Use component-level retrieval metrics before answer-level metrics:

fi.evals.ContextRelevance: returns a relevance score and reason for query-versus-passages quality.
RecallAtK: returns the fraction of labelled queries where the gold passage appears in the top-k set.
MRR: measures how soon the first relevant passage appears; rank 1 matters more than rank 8.
NDCG: scores ranking quality when relevance has grades, not just relevant or irrelevant labels.
Trace fields: retrieval.documents, retrieval.score, top-k, index version, and embedding model.
Dashboard signals: p10 ContextRelevance, RecallAtK@5, retrieval p99 latency, token-cost-per-trace, and thumbs-down rate by query cohort.

Measure offline on labelled query-passage pairs and online on sampled traces. Compare index versions by cohort rather than averaging all queries together; product-code lookups, policy questions, and exploratory questions fail differently. Treat thresholds as release gates: block a retriever change if RecallAtK@5 drops, or if p99 latency rises while NDCG is flat.
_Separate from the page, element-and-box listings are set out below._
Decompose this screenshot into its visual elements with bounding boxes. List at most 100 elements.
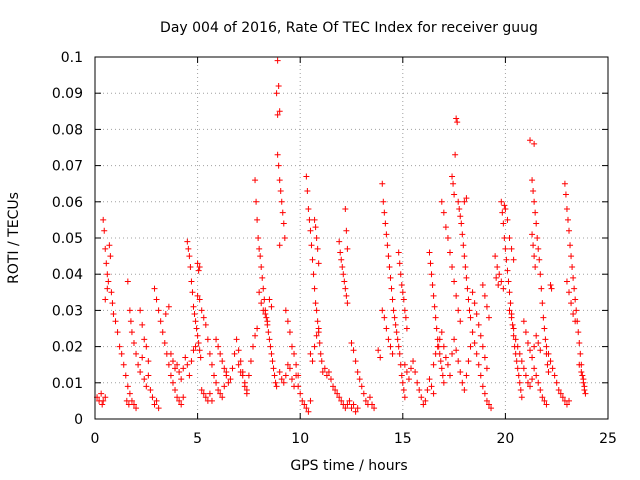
data-point — [145, 372, 152, 379]
data-point — [219, 394, 226, 401]
data-point — [102, 394, 109, 401]
data-point — [219, 358, 226, 365]
data-point — [311, 216, 318, 223]
data-point — [516, 350, 523, 357]
data-point — [274, 151, 281, 158]
data-point — [383, 325, 390, 332]
data-point — [577, 350, 584, 357]
data-point — [344, 300, 351, 307]
data-point — [458, 220, 465, 227]
data-point — [102, 296, 109, 303]
data-point — [398, 282, 405, 289]
data-point — [139, 321, 146, 328]
data-point — [397, 271, 404, 278]
data-point — [428, 383, 435, 390]
data-point — [305, 206, 312, 213]
data-point — [475, 361, 482, 368]
data-point — [463, 195, 470, 202]
data-point — [479, 282, 486, 289]
data-point — [151, 285, 158, 292]
data-point — [520, 318, 527, 325]
data-point — [502, 206, 509, 213]
data-point — [135, 361, 142, 368]
data-point — [118, 350, 125, 357]
data-point — [451, 336, 458, 343]
data-point — [340, 271, 347, 278]
data-point — [330, 383, 337, 390]
data-point — [116, 343, 123, 350]
data-point — [217, 350, 224, 357]
data-point — [266, 336, 273, 343]
data-point — [133, 405, 140, 412]
data-point — [319, 368, 326, 375]
data-point — [112, 318, 119, 325]
data-point — [101, 227, 108, 234]
data-point — [539, 300, 546, 307]
data-point — [424, 387, 431, 394]
data-point — [451, 278, 458, 285]
data-point — [541, 397, 548, 404]
data-point — [532, 263, 539, 270]
data-point — [276, 368, 283, 375]
data-point — [208, 361, 215, 368]
data-point — [501, 202, 508, 209]
data-point — [337, 249, 344, 256]
data-point — [537, 387, 544, 394]
data-point — [202, 321, 209, 328]
data-point — [304, 187, 311, 194]
data-point — [575, 329, 582, 336]
data-point — [545, 350, 552, 357]
data-point — [108, 289, 115, 296]
data-point — [520, 365, 527, 372]
data-point — [531, 365, 538, 372]
data-point — [432, 314, 439, 321]
data-point — [493, 274, 500, 281]
data-point — [508, 245, 515, 252]
data-point — [190, 347, 197, 354]
data-point — [342, 405, 349, 412]
data-point — [338, 256, 345, 263]
data-point — [191, 311, 198, 318]
data-point — [401, 361, 408, 368]
data-point — [440, 379, 447, 386]
data-point — [153, 296, 160, 303]
data-point — [464, 285, 471, 292]
data-point — [395, 343, 402, 350]
data-point — [293, 361, 300, 368]
data-point — [109, 300, 116, 307]
data-point — [256, 245, 263, 252]
data-point — [260, 307, 267, 314]
data-point — [341, 278, 348, 285]
data-point — [510, 332, 517, 339]
data-point — [182, 354, 189, 361]
data-point — [299, 397, 306, 404]
data-point — [499, 209, 506, 216]
data-point — [561, 180, 568, 187]
data-point — [578, 368, 585, 375]
data-point — [143, 343, 150, 350]
data-point — [460, 242, 467, 249]
data-point — [99, 401, 106, 408]
data-point — [366, 394, 373, 401]
data-point — [524, 379, 531, 386]
data-point — [563, 206, 570, 213]
data-point — [315, 325, 322, 332]
data-point — [463, 372, 470, 379]
y-tick-label: 0.03 — [52, 303, 83, 319]
data-point — [339, 263, 346, 270]
data-point — [307, 227, 314, 234]
data-point — [103, 260, 110, 267]
data-point — [211, 372, 218, 379]
data-point — [442, 354, 449, 361]
data-point — [393, 329, 400, 336]
data-point — [315, 260, 322, 267]
data-point — [124, 278, 131, 285]
data-point — [215, 343, 222, 350]
data-point — [396, 350, 403, 357]
data-point — [208, 397, 215, 404]
data-point — [247, 358, 254, 365]
data-point — [165, 303, 172, 310]
data-point — [184, 238, 191, 245]
data-point — [522, 329, 529, 336]
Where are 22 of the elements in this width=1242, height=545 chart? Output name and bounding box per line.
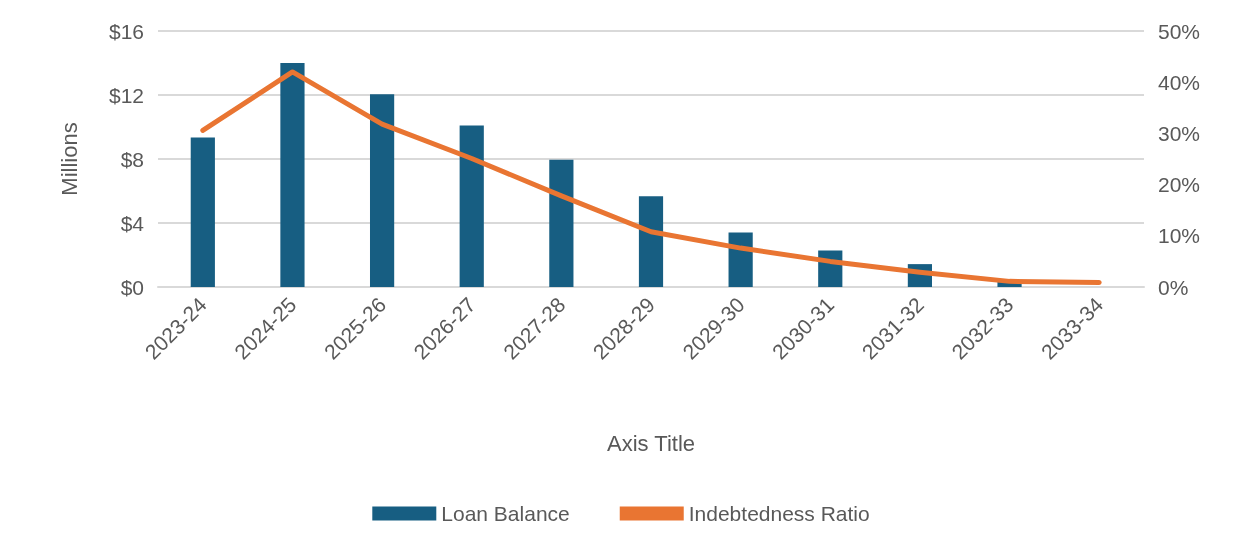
bar: [728, 232, 753, 287]
bar: [280, 63, 305, 287]
y-tick-label: $12: [108, 83, 144, 107]
y-axis-title: Millions: [56, 122, 82, 196]
bar: [459, 125, 484, 287]
bar: [549, 159, 574, 287]
y2-tick-label: 30%: [1158, 121, 1201, 145]
y2-tick-label: 0%: [1158, 275, 1189, 299]
y2-tick-label: 20%: [1158, 173, 1201, 197]
bar: [638, 196, 664, 287]
y2-tick-label: 40%: [1158, 70, 1201, 94]
y2-tick-label: 10%: [1158, 224, 1201, 248]
y-tick-label: $4: [120, 211, 145, 235]
bar: [369, 94, 395, 287]
legend-label: Indebtedness Ratio: [688, 502, 870, 525]
x-axis-title: Axis Title: [606, 430, 696, 456]
y-tick-label: $8: [120, 147, 144, 171]
y-tick-label: $0: [120, 275, 144, 299]
bar: [190, 137, 215, 287]
legend-label: Loan Balance: [441, 502, 570, 525]
y-tick-label: $16: [108, 19, 144, 43]
y2-tick-label: 50%: [1158, 19, 1201, 43]
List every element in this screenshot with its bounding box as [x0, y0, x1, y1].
from fi.evals import ContextRelevance

result = ContextRelevance().evaluate(
    input="Can I export EU invoices for audit?",
    context="EU invoices can be exported from Billing > Exports for seven years."
)
print(result.score, result.reason)

Common Mistakes

Treating dense passage retrieval as a better BM25. Dense search finds paraphrases, but BM25 is often stronger for IDs, exact titles, legal clauses, and policy names.
Scoring only the final answer. Groundedness can stay high when the model faithfully uses irrelevant context. Measure retrieval before generation and store the retrieved passages.
Increasing top-k as the default fix. Larger top-k raises token cost and distractors. Compare RecallAtK, NDCG, and p99 latency together before changing it.
Mixing embeddings after model migration. Query and passage vectors must come from compatible embedding models. Re-embed passages, version the index, and compare cohorts.
Skipping the reranker for policy or support search. Dense retrieval is good at recall; a reranker often decides whether rank 1 is usable enough for generation.